Abrió la caja de herramientas, se puso unos guantes y empuñó un hacha afiladísima. Atravesó sus ricas tierras y se acercó al árbol, dispuesto a talarlo. Justo antes del primer impacto sobre el tronco, los gorriones comenzaron a suplicar.

– ¡No, por favor, no lo hagas!

– ¡Claro que lo haré! La vida de este árbol ha llegado a su fin.

– ¡No, no! Este arbolito es nuestro hogar. Sus hojas, aunque son pequeñas, nos protegen del sol y aquí construimos nuestros nidos.

– ¡Y a mí qué me importa! Es un árbol horrible e inútil.

Sin atender a las súplicas de los pajaritos, asestó su primer hachazo. El árbol se tambaleó un poco y el ruido despertó a las cigarras que se escondían en la corteza del tronco. Un poco mareadas, se encararon con el campesino.

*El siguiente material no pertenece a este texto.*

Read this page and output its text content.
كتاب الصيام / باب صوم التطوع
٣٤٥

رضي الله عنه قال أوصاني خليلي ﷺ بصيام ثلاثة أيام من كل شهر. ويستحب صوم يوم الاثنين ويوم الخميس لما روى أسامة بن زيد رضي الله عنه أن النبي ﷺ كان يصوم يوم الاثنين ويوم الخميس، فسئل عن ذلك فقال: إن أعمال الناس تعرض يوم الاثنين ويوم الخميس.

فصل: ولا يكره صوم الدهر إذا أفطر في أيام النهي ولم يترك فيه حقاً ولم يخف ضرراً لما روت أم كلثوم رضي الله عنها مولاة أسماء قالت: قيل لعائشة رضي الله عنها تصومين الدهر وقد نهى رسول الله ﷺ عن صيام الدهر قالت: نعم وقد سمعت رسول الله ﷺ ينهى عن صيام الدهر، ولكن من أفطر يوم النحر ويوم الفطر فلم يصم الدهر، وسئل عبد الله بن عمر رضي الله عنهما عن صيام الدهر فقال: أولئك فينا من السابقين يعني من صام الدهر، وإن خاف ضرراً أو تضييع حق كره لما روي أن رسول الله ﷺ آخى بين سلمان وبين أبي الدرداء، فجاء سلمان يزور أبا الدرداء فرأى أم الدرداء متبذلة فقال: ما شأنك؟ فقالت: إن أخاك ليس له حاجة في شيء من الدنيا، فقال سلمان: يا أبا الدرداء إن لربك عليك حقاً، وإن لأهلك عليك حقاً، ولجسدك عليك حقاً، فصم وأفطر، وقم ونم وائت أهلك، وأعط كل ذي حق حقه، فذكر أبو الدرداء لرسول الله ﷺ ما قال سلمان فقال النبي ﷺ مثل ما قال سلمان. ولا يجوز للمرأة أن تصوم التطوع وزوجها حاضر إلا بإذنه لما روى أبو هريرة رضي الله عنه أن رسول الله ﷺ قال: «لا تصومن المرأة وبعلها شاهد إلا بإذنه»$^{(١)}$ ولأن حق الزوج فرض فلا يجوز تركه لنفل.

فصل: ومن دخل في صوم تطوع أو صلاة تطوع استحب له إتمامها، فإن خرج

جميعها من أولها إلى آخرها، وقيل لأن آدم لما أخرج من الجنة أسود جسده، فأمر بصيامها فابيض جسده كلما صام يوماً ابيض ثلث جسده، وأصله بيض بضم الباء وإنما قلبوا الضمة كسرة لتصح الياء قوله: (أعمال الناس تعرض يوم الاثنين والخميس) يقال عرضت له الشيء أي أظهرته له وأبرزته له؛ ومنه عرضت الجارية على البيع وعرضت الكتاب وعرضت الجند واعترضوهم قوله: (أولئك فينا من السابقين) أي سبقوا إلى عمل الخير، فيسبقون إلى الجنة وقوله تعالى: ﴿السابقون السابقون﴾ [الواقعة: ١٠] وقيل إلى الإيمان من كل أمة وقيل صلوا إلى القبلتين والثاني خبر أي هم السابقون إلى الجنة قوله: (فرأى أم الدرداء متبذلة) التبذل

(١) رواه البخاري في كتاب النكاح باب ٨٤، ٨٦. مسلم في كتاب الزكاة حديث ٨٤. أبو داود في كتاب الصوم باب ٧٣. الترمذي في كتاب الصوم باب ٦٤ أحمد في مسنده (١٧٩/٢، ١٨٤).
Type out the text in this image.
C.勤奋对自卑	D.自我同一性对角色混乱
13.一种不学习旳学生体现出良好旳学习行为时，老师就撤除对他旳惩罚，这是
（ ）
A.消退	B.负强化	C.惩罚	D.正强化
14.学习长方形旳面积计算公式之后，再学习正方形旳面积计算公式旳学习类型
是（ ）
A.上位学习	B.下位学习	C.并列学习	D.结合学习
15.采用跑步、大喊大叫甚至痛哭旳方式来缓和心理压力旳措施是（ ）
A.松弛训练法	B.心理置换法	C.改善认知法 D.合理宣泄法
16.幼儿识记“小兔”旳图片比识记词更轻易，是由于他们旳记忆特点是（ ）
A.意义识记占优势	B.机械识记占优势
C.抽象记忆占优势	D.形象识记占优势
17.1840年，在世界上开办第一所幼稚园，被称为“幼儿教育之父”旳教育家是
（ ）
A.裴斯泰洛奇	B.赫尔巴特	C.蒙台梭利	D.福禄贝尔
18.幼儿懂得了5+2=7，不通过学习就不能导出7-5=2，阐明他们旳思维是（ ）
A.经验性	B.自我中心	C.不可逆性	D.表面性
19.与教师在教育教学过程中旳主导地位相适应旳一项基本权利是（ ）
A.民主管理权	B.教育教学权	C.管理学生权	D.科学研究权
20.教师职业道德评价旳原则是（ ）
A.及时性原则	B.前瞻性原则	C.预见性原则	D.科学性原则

– ¿Pero qué hace? – ¡No mate este árbol, por favor!

– ¿Quién me habla?

– ¡Somos nosotras, las cigarras! Estamos frente a usted, en el árbol. Si lo destruye, no sabremos a dónde ir. Es nuestra casa desde hace años y somos felices viviendo aquí.

– ¡Paparruchas! ¡No me vais a convencer! Usaré la madera para encender la chimenea en invierno ¡Vuestra vida y vuestros problemas me dan igual!

Atizó otro golpe al árbol y todos los animalillos tuvieron que aferrarse a él con fuerza para no rodar al suelo ¡Todo parecía perdido! Cuando dio el tercer golpe, el hacha impactó en una rama donde había un panal. Sin querer lo rozó y abrió en él una fina grieta. Gotitas de miel comenzaron a caer sobre su cara y resbalaron por sus labios.

¡Qué rica estaba! ¡Quién le iba a decir que escondido entre las ramas había un panal de rica miel! Tiró la herramienta y saboreó el néctar de oro hasta el empacho. No, pensándolo mejor, no podía talarlo. Miró a los animales, y les dijo:

– ¡Está bien! ¡Este árbol se queda aquí! A partir de ahora, lo mimaré para que las abejas vivan a gusto y fabriquen miel para mí.

Los animales respiraron tranquilos pero, en el fondo, se sintieron muy tristes al darse cuenta del egoísmo del labrador. No preservó el árbol por afecto a la naturaleza ni por respeto a quienes vivían en él, sino porque al descubrir el panal, vio que podía sacarle provecho.

Moraleja: hay que hacer el bien y ser justos con los que nos rodean por amor, por lealtad y por humanidad. Es muy egoísta hacerlo, como el protagonista de la fábula, sólo porque podemos obtener un beneficio.